Scott entering the race for Senate may jeopardize Florida Supreme Court picks
TALLAHASSEE, Fla. (AP) — Florida Gov. Rick Scott may have to resign early if he goes ahead with an anticipated run for the U.S. Senate.
But thanks to a little-noticed change approved this month by state legislators, Scott may be able to wait until after the November elections to make up his mind. The state of Florida has been under Trifecta control by the Republicans- meaning one party controls both houses and the executive branch – since 2011. Called the Resign-to-Run Bill, it extends to current lawmakers who want to run for federal office the requirement that they tender their resignation at least 10 days before qualifying to run for federal office. That resignation is then effective the day either they or their successor takes office.
The U.S. Constitution requires Congress to convene on Jan. 3 unless a different day is chosen. Scott’s term as governor does not end until the following week.

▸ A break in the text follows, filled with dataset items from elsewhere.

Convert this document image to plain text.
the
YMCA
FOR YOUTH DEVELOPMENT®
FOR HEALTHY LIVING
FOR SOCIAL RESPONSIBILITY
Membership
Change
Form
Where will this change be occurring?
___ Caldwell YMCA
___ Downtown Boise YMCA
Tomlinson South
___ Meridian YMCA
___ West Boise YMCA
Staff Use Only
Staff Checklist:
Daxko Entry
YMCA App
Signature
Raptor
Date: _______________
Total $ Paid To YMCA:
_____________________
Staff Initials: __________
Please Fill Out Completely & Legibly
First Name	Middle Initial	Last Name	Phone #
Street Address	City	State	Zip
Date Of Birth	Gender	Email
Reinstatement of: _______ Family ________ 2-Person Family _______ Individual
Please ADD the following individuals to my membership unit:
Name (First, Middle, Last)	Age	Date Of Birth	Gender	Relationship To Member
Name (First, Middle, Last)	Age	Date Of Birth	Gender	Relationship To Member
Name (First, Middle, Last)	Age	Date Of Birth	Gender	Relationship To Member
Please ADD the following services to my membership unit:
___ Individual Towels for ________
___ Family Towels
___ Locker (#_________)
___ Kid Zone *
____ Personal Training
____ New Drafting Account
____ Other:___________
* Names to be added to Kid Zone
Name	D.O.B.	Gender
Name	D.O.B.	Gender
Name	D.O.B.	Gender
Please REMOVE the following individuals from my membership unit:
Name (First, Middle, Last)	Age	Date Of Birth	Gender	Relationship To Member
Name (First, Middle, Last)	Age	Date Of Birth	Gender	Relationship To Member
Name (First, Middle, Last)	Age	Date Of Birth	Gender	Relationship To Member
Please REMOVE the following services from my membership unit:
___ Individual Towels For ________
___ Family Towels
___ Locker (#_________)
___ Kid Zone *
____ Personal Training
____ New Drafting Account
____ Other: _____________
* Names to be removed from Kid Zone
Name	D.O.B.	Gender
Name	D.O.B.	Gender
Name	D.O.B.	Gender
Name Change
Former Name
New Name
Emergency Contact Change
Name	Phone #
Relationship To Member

Scott said this weekend he will decide his political future in the next few weeks.
It is widely expected that Scott will challenge Democratic Senator Bill Nelson for his seat. The four term incumbent has been targeting Scott over his support of the gun industry in Florida, specifically the financial incentives given to gun manufacturers to lure them to the state. According to Politico.com,
In the clearest sign he’s ready to challenge Democratic Sen. Bill Nelson, Florida Gov. Rick Scott has raised more than $1.1 million for a super PAC he recentlyrevived and stocked it with top consultants from his previous campaigns. Privately, he’s talked up his good polling numbers, according to several supporters who have spoken to Scott recently.
If Scott does have to resign early, it could have ramifications on the makeup of the Florida Supreme Court. Age limits are forcing three justices to retire on the day Scott’s successor takes office. Scott has said he planned to name their replacements on the same morning.